The United States Treasury Department’s Office of Foreign Asset Control, or OFAC, has amended the sanctions on cryptocurrency mixer Tornado Cash in addition to including two individuals involved in “transportation and procurement activities” for North Korea in its list of specially designated nationals.
In a Nov. 8 announcement, the Department of the Treasury said it had “delisted and simultaneously redesignated” Tornado Cash in addition to taking into account activities conducted by North Korean nationals Ri Sok and Yan Zhiyong in its basis for sanctions.
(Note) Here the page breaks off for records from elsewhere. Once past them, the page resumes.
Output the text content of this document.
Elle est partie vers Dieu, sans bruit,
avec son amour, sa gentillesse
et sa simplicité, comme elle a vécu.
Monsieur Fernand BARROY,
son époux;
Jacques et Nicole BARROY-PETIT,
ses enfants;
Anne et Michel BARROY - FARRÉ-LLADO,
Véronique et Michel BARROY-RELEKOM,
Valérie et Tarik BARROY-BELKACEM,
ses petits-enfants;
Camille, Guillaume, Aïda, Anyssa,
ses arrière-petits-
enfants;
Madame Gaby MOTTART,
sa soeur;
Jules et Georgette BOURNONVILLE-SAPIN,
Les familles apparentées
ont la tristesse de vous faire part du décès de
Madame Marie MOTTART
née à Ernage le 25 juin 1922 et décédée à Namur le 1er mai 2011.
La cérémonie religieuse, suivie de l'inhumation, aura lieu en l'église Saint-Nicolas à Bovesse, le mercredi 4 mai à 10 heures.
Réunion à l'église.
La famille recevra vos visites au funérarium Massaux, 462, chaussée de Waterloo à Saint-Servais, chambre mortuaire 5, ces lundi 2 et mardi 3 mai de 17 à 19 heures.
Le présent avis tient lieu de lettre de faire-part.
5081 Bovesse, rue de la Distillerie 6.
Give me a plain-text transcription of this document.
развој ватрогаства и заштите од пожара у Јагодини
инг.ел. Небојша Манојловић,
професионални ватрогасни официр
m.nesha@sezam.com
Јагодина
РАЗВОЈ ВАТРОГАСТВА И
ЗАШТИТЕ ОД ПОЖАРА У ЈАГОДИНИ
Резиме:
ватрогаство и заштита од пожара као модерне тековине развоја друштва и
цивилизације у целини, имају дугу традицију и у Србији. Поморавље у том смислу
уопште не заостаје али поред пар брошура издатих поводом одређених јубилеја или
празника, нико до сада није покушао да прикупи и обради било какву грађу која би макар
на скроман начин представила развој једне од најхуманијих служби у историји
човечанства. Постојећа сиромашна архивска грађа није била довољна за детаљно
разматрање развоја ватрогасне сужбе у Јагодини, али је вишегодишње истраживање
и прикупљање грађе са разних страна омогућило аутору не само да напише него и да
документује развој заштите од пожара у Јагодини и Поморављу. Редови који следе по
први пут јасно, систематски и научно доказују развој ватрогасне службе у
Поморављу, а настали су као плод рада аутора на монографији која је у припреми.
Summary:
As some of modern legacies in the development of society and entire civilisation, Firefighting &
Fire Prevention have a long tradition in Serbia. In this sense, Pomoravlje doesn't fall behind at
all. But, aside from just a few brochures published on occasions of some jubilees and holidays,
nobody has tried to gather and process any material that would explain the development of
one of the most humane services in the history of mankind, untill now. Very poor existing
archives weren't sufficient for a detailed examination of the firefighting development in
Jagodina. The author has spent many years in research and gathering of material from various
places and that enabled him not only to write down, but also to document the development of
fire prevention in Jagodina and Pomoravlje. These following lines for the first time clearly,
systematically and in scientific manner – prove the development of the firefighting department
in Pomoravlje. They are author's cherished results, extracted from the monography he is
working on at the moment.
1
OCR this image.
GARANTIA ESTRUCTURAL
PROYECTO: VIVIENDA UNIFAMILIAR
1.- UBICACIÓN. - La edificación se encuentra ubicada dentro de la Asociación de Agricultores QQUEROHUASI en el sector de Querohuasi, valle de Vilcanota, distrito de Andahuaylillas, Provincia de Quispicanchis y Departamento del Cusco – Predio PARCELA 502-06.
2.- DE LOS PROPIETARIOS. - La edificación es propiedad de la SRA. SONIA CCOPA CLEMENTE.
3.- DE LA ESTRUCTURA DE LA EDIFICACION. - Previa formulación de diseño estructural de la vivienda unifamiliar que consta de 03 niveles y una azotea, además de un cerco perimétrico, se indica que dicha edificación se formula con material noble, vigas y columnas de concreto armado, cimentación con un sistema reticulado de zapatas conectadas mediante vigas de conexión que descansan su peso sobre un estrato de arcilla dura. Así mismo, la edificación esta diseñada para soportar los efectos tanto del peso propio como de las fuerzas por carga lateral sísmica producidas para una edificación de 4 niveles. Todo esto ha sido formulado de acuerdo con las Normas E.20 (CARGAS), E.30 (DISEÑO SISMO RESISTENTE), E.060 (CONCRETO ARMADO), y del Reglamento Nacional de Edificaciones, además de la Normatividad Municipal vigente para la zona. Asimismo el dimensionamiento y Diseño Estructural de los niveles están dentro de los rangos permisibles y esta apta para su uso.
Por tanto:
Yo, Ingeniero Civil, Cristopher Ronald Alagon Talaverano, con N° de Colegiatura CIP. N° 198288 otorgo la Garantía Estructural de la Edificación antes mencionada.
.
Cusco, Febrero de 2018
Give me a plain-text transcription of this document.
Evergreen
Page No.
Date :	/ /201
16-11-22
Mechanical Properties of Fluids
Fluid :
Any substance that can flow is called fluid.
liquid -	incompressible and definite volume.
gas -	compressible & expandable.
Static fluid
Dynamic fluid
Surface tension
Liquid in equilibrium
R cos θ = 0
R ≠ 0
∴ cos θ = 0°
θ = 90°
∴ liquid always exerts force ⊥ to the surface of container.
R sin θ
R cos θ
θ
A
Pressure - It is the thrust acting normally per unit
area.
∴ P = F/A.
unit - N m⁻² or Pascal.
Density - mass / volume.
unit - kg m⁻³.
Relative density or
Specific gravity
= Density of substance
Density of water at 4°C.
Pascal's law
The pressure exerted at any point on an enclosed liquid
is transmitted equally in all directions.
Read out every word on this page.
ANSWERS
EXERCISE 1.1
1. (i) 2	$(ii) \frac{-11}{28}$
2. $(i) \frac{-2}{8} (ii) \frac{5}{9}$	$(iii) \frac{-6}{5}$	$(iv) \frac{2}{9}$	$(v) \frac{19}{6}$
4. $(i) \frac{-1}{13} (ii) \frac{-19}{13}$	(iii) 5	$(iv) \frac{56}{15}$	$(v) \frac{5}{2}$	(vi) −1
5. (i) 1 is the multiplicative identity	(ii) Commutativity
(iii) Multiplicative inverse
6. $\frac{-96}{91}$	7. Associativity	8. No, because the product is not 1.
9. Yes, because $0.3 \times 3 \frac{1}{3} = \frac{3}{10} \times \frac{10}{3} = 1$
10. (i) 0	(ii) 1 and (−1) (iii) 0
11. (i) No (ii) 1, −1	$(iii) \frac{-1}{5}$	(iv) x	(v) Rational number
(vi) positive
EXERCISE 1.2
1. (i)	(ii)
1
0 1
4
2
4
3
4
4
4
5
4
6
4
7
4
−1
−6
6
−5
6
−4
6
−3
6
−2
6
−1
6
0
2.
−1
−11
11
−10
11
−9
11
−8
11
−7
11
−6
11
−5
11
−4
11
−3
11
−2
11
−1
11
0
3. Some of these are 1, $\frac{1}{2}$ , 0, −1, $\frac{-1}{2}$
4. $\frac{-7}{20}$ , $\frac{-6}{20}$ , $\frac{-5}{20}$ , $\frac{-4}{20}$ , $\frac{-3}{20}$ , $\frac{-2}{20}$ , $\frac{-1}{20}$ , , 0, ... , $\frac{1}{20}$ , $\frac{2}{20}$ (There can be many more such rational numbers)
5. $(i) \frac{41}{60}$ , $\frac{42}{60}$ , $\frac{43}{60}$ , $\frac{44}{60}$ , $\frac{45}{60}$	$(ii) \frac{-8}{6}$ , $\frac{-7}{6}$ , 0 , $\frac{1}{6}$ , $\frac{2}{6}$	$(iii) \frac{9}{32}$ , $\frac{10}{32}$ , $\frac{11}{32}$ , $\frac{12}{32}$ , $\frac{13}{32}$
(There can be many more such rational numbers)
The government department reiterated its claims that the crypto mixer was involved in laundering $455 million in crypto stolen by the North Korea-affiliated Lazarus Group.
The redesignation of Tornado Cash essentially replaces Treasury’s actions against the crypto mixer in August, establishing sanctions for its role in “enabling malicious cyber activities, which ultimately support the DPRK’s [weapons of mass destruction] program.“ The original sanctions included the Lazarus Group but did not show connections with North Korea’s nuclear program.
“Today’s sanctions action targets two key nodes of the DPRK’s weapons programs: its increasing reliance on illicit activities, including cybercrime, to generate revenue, and its ability to procure and transport goods in support of weapons of mass destruction and ballistic missile programs,” said Brian Nelson, Under Secretary of the Treasury for terrorism and financial intelligence.
Many in the crypto space have been involved in lawsuits against the U.S. Treasury following the sanctions against the mixer. A group of investors backed by U.S.-base crypto exchange Coinbase took legal action in September, claiming that Treasury’s sanctions of 44 USD Coin (USDC) and Ether (ETH) addresses connected to Tornado Cash were “not in accordance with law.” Crypto advocacy group Coin Center also filed a lawsuit against the government department in October, saying the mixer was a “privacy tool beyond the control of anyone.”
North Korea fired several missiles over northern Japan in the last month, though none impacted the island nation or directly caused any casualties. The United States has seven bases for different military branches on Japan’s mainland.